L’intervento a Ravello è un errore. Perché? Dove risiede il senso, la necessità, della modifica della forma di un paesaggio collinare, che è già ricco di senso di per sé e che non ha bisogno di aggiunte. L’aggiunta di quell’”oggetto anomalo” in quel paesaggio è un impoverimento del senso storico, naturale e antropico della collina. (potremmo parlare a lungo sul senso della forma e come una forma chiusa, quale la sfera, non può mai avviare relazione con l’intorno prossimo).

E poi, parliamone chiaramente, a me che il progetto l’abbia ispirato l’architetto di grido che è nella storia o altro progettista, è attenzione secondaria. L’aspetto che ci deve fare riflettere è che dietro il nome altisonante si sia nascosto un’operazione illegale. Il paesaggio non si salva se si avalla la teoria secondo la quale la legalità è qualcosa che si può aggiustare dopo. (mi riprometto di farne tema di altro intervento).

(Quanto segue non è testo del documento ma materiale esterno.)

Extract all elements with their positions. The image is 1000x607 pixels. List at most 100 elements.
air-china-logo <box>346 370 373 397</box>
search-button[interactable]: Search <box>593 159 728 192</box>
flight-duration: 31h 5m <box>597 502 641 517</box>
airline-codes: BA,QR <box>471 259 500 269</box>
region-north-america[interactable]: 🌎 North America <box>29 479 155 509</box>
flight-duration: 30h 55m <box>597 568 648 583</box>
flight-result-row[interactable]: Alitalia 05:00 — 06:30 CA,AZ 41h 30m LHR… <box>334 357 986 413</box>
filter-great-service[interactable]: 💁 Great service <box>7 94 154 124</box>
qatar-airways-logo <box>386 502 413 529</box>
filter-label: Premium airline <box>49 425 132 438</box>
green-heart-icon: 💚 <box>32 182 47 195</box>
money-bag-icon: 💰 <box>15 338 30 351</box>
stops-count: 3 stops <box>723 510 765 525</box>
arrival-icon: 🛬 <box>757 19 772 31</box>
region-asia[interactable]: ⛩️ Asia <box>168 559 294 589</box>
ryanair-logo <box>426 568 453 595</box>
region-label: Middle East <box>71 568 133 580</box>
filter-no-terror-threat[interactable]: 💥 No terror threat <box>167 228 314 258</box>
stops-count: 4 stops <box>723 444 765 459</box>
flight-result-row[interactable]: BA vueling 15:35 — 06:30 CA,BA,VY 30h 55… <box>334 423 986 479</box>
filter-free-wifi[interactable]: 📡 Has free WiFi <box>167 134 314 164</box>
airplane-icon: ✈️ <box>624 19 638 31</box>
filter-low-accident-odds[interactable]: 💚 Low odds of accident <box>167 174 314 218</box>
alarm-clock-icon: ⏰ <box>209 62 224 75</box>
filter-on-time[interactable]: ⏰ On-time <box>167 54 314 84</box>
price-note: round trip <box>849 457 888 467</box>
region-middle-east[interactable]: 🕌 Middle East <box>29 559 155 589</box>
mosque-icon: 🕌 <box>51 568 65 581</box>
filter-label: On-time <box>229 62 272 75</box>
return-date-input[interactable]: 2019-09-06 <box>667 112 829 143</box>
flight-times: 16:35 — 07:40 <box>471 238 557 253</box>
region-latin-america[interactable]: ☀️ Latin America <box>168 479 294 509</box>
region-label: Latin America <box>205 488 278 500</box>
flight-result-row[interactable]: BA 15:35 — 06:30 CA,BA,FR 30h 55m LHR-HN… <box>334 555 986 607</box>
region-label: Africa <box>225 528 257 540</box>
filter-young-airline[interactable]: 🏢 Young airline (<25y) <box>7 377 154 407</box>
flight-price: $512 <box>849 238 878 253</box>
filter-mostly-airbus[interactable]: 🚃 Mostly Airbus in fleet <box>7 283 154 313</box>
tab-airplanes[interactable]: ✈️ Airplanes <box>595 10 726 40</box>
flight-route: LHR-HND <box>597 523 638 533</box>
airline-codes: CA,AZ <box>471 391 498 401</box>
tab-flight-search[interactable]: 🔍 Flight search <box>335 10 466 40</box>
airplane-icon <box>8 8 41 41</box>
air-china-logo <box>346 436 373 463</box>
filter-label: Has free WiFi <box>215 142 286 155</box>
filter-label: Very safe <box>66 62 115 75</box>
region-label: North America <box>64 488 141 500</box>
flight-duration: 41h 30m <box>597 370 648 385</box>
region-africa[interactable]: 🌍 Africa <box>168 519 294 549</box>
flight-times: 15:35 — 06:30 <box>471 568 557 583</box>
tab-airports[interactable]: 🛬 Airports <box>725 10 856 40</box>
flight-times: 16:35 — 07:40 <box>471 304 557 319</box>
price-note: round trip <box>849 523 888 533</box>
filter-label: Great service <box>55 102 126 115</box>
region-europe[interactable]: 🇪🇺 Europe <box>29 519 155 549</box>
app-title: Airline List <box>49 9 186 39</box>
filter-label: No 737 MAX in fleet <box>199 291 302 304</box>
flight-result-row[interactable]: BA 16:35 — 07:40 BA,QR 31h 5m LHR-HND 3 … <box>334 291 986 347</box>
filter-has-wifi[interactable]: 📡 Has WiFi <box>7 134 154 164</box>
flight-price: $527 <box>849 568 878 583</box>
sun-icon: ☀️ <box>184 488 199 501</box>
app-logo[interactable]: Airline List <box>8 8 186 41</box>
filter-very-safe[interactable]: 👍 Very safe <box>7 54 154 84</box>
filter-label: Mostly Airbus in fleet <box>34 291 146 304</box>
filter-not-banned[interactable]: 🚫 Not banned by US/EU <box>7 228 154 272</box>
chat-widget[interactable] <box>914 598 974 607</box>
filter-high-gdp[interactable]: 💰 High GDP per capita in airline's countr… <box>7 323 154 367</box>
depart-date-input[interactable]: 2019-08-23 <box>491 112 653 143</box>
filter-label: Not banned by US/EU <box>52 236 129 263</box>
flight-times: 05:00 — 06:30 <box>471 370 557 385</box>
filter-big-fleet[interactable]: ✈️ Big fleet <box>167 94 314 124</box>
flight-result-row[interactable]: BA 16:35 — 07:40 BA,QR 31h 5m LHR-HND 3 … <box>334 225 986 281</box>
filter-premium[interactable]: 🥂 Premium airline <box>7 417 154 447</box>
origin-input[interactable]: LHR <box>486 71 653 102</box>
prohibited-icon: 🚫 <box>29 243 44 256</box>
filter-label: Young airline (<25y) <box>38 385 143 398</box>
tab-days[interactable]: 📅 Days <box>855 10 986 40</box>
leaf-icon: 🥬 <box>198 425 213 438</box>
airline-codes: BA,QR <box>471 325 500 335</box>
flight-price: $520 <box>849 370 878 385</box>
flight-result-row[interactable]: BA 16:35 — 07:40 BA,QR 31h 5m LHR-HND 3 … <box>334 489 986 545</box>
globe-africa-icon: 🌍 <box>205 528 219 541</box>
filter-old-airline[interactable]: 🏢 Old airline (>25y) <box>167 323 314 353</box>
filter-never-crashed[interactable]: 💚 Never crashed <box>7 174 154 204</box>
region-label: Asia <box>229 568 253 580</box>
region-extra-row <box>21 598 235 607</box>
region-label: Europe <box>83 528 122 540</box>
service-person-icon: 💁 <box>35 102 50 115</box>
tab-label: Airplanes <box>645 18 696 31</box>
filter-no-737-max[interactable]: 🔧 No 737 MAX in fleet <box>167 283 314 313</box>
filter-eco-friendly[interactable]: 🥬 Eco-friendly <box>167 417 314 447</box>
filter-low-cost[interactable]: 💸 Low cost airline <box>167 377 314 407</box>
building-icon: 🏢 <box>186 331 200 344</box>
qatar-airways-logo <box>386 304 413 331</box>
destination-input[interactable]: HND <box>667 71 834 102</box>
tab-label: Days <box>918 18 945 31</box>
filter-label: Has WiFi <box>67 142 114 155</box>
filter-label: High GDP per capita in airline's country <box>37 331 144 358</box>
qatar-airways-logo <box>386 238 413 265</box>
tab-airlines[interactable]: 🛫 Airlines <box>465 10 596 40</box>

Sconcertanti al riguardo sono le affermazioni di Cesare De Seta: è "grottesco opporre all'atto creativo le ragioni della legalità”. Ecco, non è ammissibile una simile espressione, inaccettabile. È la stessa che ha prodotto città disperse, oggetti autoreferenziali come monumenti ai progettisti, espressioni autocentriche come testimonianza di bisogno di affermazione del “sé”. “Gesti” in nome di una progettualità repressa, che ha bisogno di visibilità, di urlare paternità riconoscibili, gran parte del mondo degli architetti è insensibile alla legalità ed ha poche attenzione per il “fatto urbano”. Forse non si è capito che aderire a quel filone, alimenta l'illegalismo che trova buoni consensi ed interesse nella criminalità.

La città  è una bene comune e tutti – nella prassi delle scelte partecipate e condivise - siamo progettisti del nostro habitat. Tutti con la stessa responsabilità.

Negli ambienti disciplinari urbanistici – ormai da anni – le parole d’ordine sono di tipo sartoriale: cucire, legare, riammagliare. Questo misurato ed attento procedere nel tentativo di instaurare un processo di recupero nelle relazioni tra la diffusa dispersione edilizia urbana. Non è più accettabile – in nome di una vanità individuale dei progettisti – aggiungere oggetti su oggetti, fino a generare un glossario di parole senza sintassi di frasario certo o comprensibile.

Da anni mi esprimo per un avvicinamento tra architettura e urbanistica, tra architettura e paesaggio. Non sono per uno contro l’altro, quanto per un procedere in assonanza e come derivazione di scala interpretative e di analisi a cascata.

Non sono più sufficiente i piani urbanistici, se dopo vengono trasgrediti e si edifica nell’illegalità. Sono necessari progetti urbanistici, che dettino l’agire e che suggeriscano anche le relazioni e i materiali per una migliore qualità di un bene comune: la città!.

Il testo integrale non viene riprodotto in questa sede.